Namun, seperti pepatah lama tentang pemilihan Paus, "dia yang memasuki konklaf sebagai Paus, meninggalkannya sebagai kardinal", hanya sedikit kandidat terdepan di awal proses yang berhasil melewati putaran pemungutan suara berikutnya. Contoh utama dari hal itu adalah Jorge Mario Bergoglio, yang pada tahun 2013 tidak dianggap sebagai pesaing tetapi pada akhir konklaf menjadi Paus Fransiskus.
Satu hal yang tampaknya disetujui para kardinal menjelang konklaf adalah perlunya seorang Paus baru yang mampu "menjadi jembatan dan pemandu bagi umat manusia yang sedang kehilangan arah yang ditandai oleh krisis tatanan dunia" sambil menegaskan kembali komitmen mereka untuk "mendukung paus baru", kata seorang pejabat Vatikan dalam jumpa pers pada hari Senin (5/5/2025).

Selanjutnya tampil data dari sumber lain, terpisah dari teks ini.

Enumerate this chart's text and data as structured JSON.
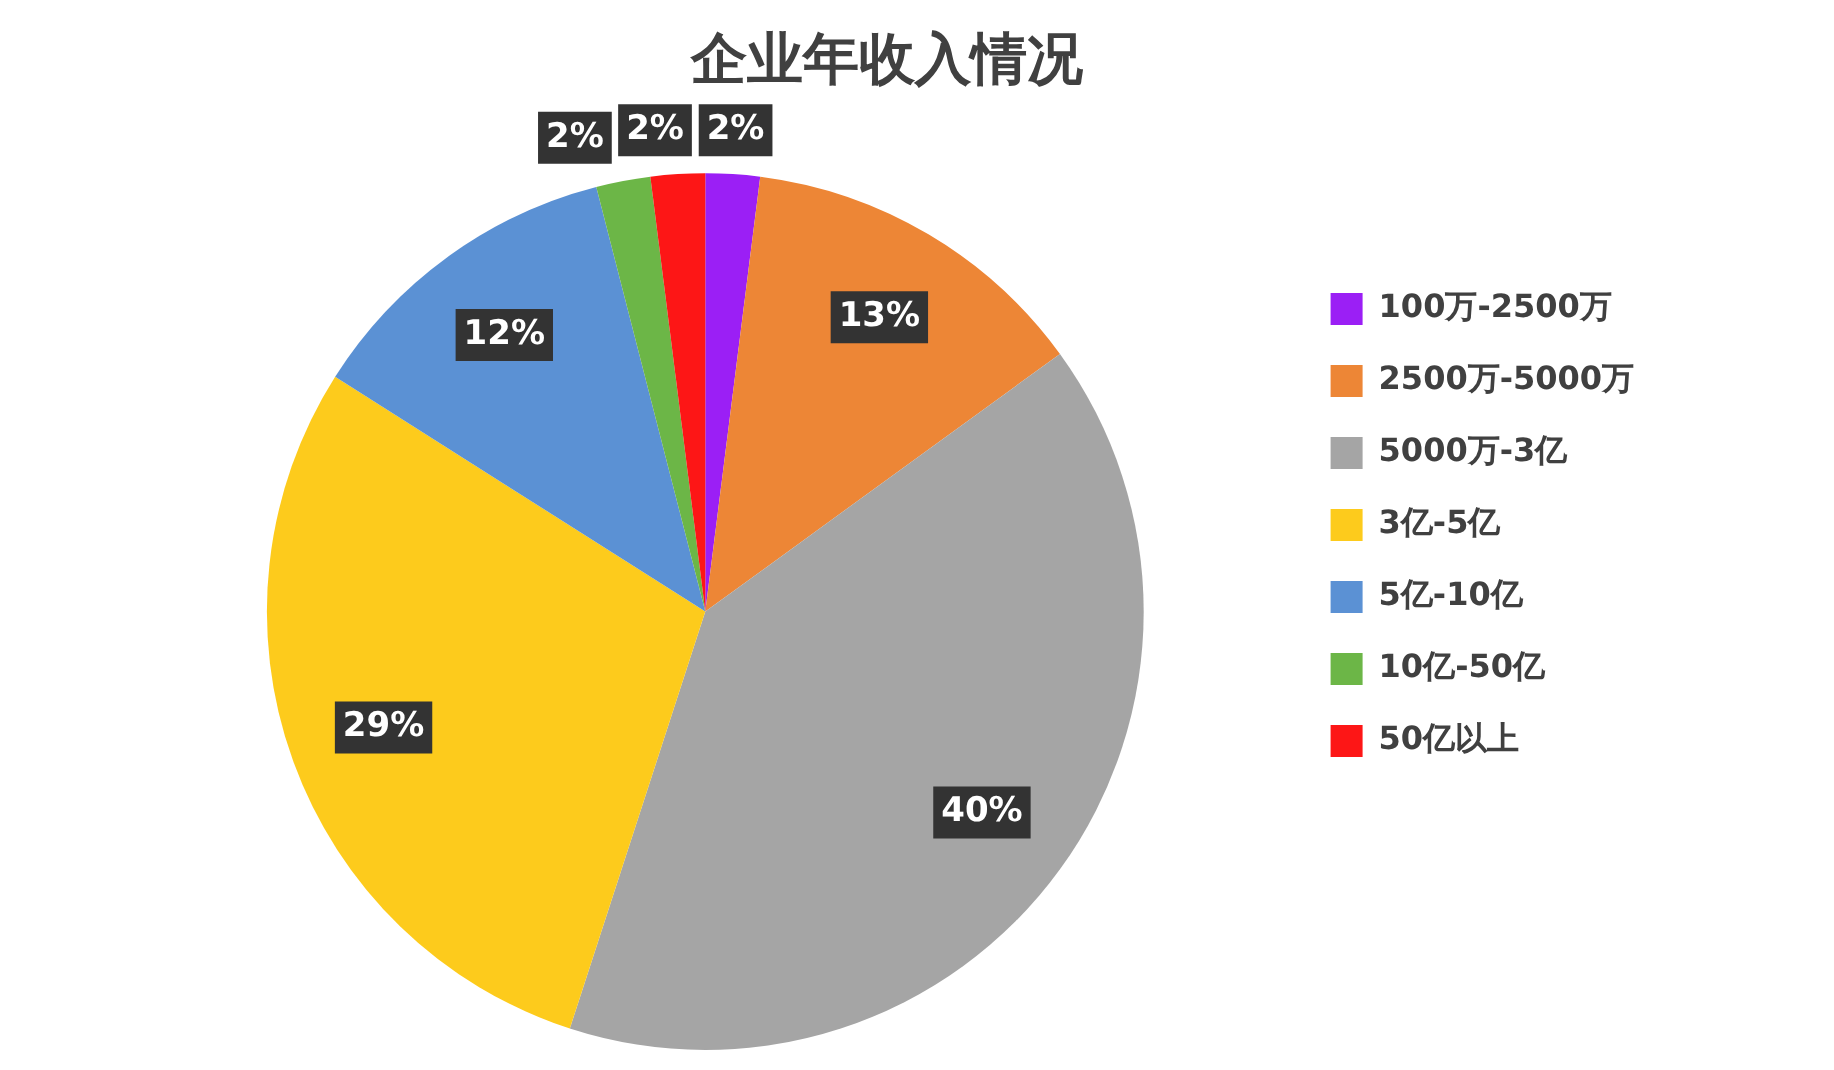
{
  "chart_data": {
    "type": "pie",
    "title": "企业年收入情况",
    "categories": [
      "100万-2500万",
      "2500万-5000万",
      "5000万-3亿",
      "3亿-5亿",
      "5亿-10亿",
      "10亿-50亿",
      "50亿以上"
    ],
    "values": [
      2,
      13,
      40,
      29,
      12,
      2,
      2
    ],
    "colors": [
      "#9b1ff5",
      "#ed8636",
      "#a5a5a5",
      "#fdcb1c",
      "#5b91d4",
      "#6cb647",
      "#fd1616"
    ],
    "value_labels": [
      "2%",
      "13%",
      "40%",
      "29%",
      "12%",
      "2%",
      "2%"
    ],
    "legend": "right"
  }
}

“Orang-orang beriman ini memasuki [konklaf] dengan keyakinan bahwa Tuhan telah memilih paus berikutnya,” kata Andrea Vreede, koresponden Vatikan untuk NOS, jaringan radio dan televisi publik Belanda. “Sekarang mereka harus mencari tahu apa pilihan itu. Hal itu tidak dapat diprediksi karena ada banyak elektor baru yang tidak saling mengenal dengan baik, karena Fransiskus tidak pernah menyelenggarakan pertemuan kardinal, jadi mereka tidak pernah diundang untuk membantu atau menasihati paus. Jadi satu hal yang dapat mereka sepakati, apakah mereka berhaluan kiri ekstrem atau kanan ekstrem, adalah bahwa mereka semua menginginkan lebih banyak keterlibatan dalam pemerintahan Paus berikutnya.”
Hal lain yang tampaknya mereka semua sepakati adalah bahwa konklaf harus berlangsung singkat, mungkin tidak lebih dari tiga hingga empat hari.
"Saya kira mereka sudah punya orang yang mereka cari," kata Severina Bartonitschek, koresponden Vatikan untuk KNA, kantor berita Katolik di Jerman.
"Dan tugas utama Paus baru adalah menyatukan gereja. Ini selalu menjadi tugas Paus mana pun, tetapi akan sangat penting bagi Paus berikutnya. Ya, ia harus menangani penginjilan, tetapi juga masalah seperti kasus pelecehan. Kita perlu Paus yang tidak takut untuk melawan masalah ini," sebagaimana dilaporkan The Guardian.